Embolization: Minimally invasive procedures can be performed to occlude the abnormal connection through the use of embolic materials. Transvenous embolization of CSFVF in SIH patients is safe and effective with a 95% treatment response, significant improvement in imaging outcomes, and a very low rate of complications 8)

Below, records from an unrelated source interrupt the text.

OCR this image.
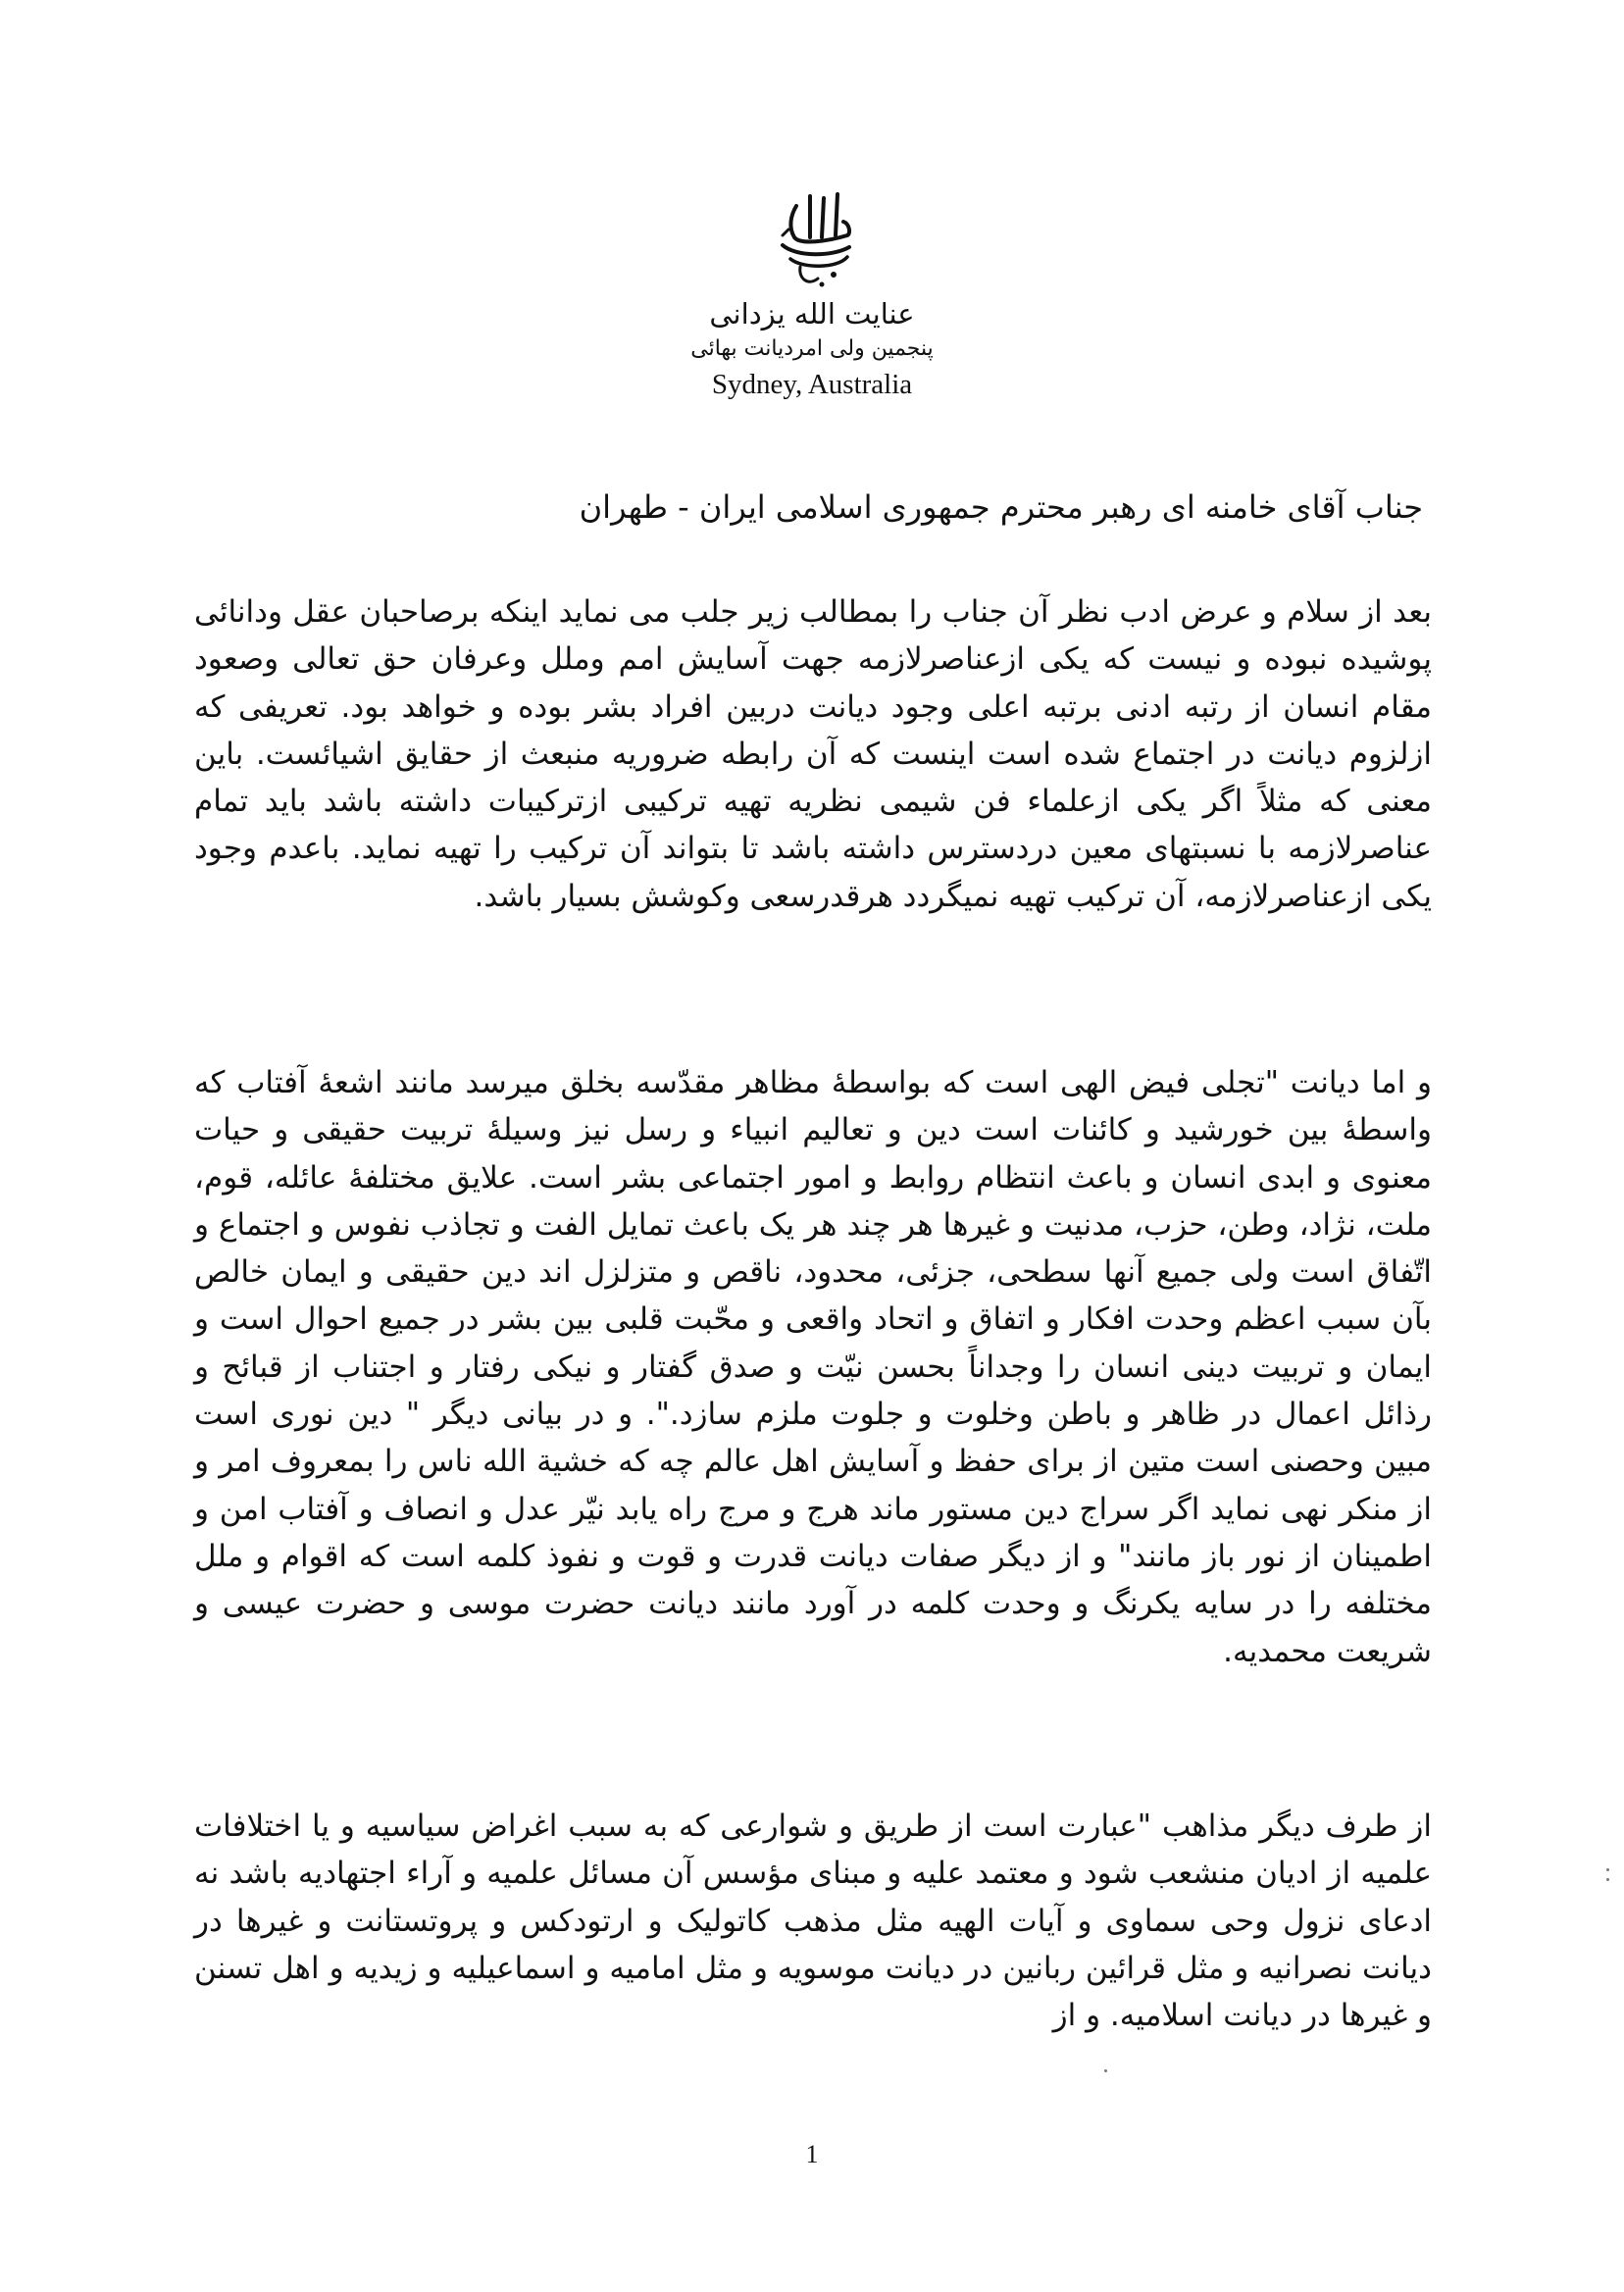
عنایت الله یزدانی
پنجمین ولی امردیانت بهائی
Sydney, Australia
جناب آقای خامنه ای رهبر محترم جمهوری اسلامی ایران - طهران

بعد از سلام و عرض ادب نظر آن جناب را بمطالب زیر جلب می نماید اینکه برصاحبان عقل ودانائی پوشیده نبوده و نیست که یکی ازعناصرلازمه جهت آسایش امم وملل وعرفان حق تعالی وصعود مقام انسان از رتبه ادنی برتبه اعلی وجود دیانت دربین افراد بشر بوده و خواهد بود. تعریفی که ازلزوم دیانت در اجتماع شده است اینست که آن رابطه ضروریه منبعث از حقایق اشیائست. باین معنی که مثلاً اگر یکی ازعلماء فن شیمی نظریه تهیه ترکیبی ازترکیبات داشته باشد باید تمام عناصرلازمه با نسبتهای معین دردسترس داشته باشد تا بتواند آن ترکیب را تهیه نماید. باعدم وجود یکی ازعناصرلازمه، آن ترکیب تهیه نمیگردد هرقدرسعی وکوشش بسیار باشد.

و اما دیانت "تجلی فیض الهی است که بواسطهٔ مظاهر مقدّسه بخلق میرسد مانند اشعهٔ آفتاب که واسطهٔ بین خورشید و کائنات است دین و تعالیم انبیاء و رسل نیز وسیلهٔ تربیت حقیقی و حیات معنوی و ابدی انسان و باعث انتظام روابط و امور اجتماعی بشر است. علایق مختلفهٔ عائله، قوم، ملت، نژاد، وطن، حزب، مدنیت و غیرها هر چند هر یک باعث تمایل الفت و تجاذب نفوس و اجتماع و اتّفاق است ولی جمیع آنها سطحی، جزئی، محدود، ناقص و متزلزل اند دین حقیقی و ایمان خالص بآن سبب اعظم وحدت افکار و اتفاق و اتحاد واقعی و محّبت قلبی بین بشر در جمیع احوال است و ایمان و تربیت دینی انسان را وجداناً بحسن نیّت و صدق گفتار و نیکی رفتار و اجتناب از قبائح و رذائل اعمال در ظاهر و باطن وخلوت و جلوت ملزم سازد.". و در بیانی دیگر " دین نوری است مبین وحصنی است متین از برای حفظ و آسایش اهل عالم چه که خشیة الله ناس را بمعروف امر و از منکر نهی نماید اگر سراج دین مستور ماند هرج و مرج راه یابد نیّر عدل و انصاف و آفتاب امن و اطمینان از نور باز مانند" و از دیگر صفات دیانت قدرت و قوت و نفوذ کلمه است که اقوام و ملل مختلفه را در سایه یکرنگ و وحدت کلمه در آورد مانند دیانت حضرت موسی و حضرت عیسی و شریعت محمدیه.

از طرف دیگر مذاهب "عبارت است از طریق و شوارعی که به سبب اغراض سیاسیه و یا اختلافات علمیه از ادیان منشعب شود و معتمد علیه و مبنای مؤسس آن مسائل علمیه و آراء اجتهادیه باشد نه ادعای نزول وحی سماوی و آیات الهیه مثل مذهب کاتولیک و ارتودکس و پروتستانت و غیرها در دیانت نصرانیه و مثل قرائین ربانین در دیانت موسویه و مثل امامیه و اسماعیلیه و زیدیه و اهل تسنن و غیرها در دیانت اسلامیه. و از

1
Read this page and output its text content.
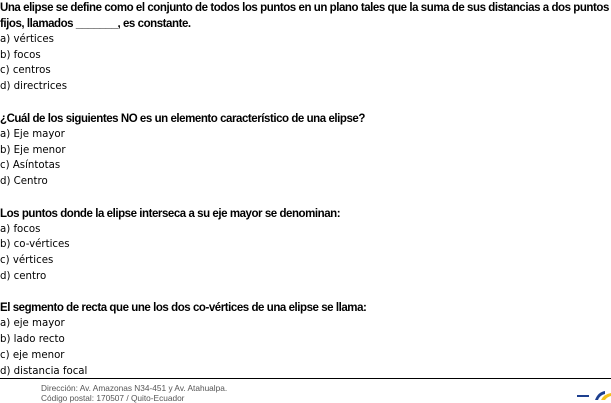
Una elipse se define como el conjunto de todos los puntos en un plano tales que la suma de sus distancias a dos puntos fijos, llamados _______, es constante.

a) vértices

b) focos

c) centros

d) directrices

¿Cuál de los siguientes NO es un elemento característico de una elipse?

a) Eje mayor

b) Eje menor

c) Asíntotas

d) Centro

Los puntos donde la elipse interseca a su eje mayor se denominan:

a) focos

b) co-vértices

c) vértices

d) centro

El segmento de recta que une los dos co-vértices de una elipse se llama:

a) eje mayor

b) lado recto

c) eje menor

d) distancia focal

Dirección: Av. Amazonas N34-451 y Av. Atahualpa.
Código postal: 170507 / Quito-Ecuador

Transvenous embolization is independently validated as a highly effective and safe treatment for CVF and is feasible using upper-extremity venous access. Dual-microcatheter and balloon/coil pressure cooker techniques may be used to optimize distribution of embolic material and potentially, treatment efficacy 9).
Surgery: Surgical repair may be necessary in complex cases where other methods are not effective.
Complications
Cerebrospinal Fluid-Venous Fistula are increasingly identified as a cause of spontaneous intracranial hypotension (SIH).